The original is kept in the National Library of Catalonia, and a reproduction is also displayed in Organyà.

== Origin ==
The homilies discovered in Organyà are related to others that were found in Tortosa at the end of the 19th century by Antoine Thomas. Both have a common homily—that of Ash Wednesday—which has linked them to collections of homilies of Provençal origin, which were in frequent use in that era. While the Tortosa homilies copy the Provençal text and have a popular tone, those of Organyà are translations into Catalan and have a more cultivated tone.

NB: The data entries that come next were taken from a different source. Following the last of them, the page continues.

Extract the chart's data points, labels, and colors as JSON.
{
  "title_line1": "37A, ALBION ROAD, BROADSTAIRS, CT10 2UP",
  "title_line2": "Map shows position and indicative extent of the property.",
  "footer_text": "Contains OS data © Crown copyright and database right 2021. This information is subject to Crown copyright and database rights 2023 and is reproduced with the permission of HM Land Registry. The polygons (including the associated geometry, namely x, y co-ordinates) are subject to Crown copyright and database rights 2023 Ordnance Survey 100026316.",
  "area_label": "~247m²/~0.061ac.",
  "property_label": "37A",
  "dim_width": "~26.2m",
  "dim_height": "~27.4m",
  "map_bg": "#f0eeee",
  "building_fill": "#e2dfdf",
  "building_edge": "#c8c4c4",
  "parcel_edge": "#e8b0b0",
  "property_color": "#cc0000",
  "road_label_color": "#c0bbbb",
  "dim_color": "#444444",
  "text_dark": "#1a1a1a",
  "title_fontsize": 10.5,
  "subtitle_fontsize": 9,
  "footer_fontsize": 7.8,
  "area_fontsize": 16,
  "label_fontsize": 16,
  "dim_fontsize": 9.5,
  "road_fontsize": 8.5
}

== Level of linguistic development ==
The homilies are distinctive for the archaic level of development of the Catalan used in them, such as plader (to please, oblige), pad (peace), crod' (cross), fed ("make", imperative plural), etc., as well as the retention of the final s in the first person plural of verbs like soms ("we are", modern Catalan som) or vulams (subjunctive "we love" or "we like"; in modern Catalan, vulguem). Interference from Provençal is seen in orthographic, phonetic and morphological archaisms, owing to the close political, economic and cultural relations between the Occitan territories and the Catalan counties.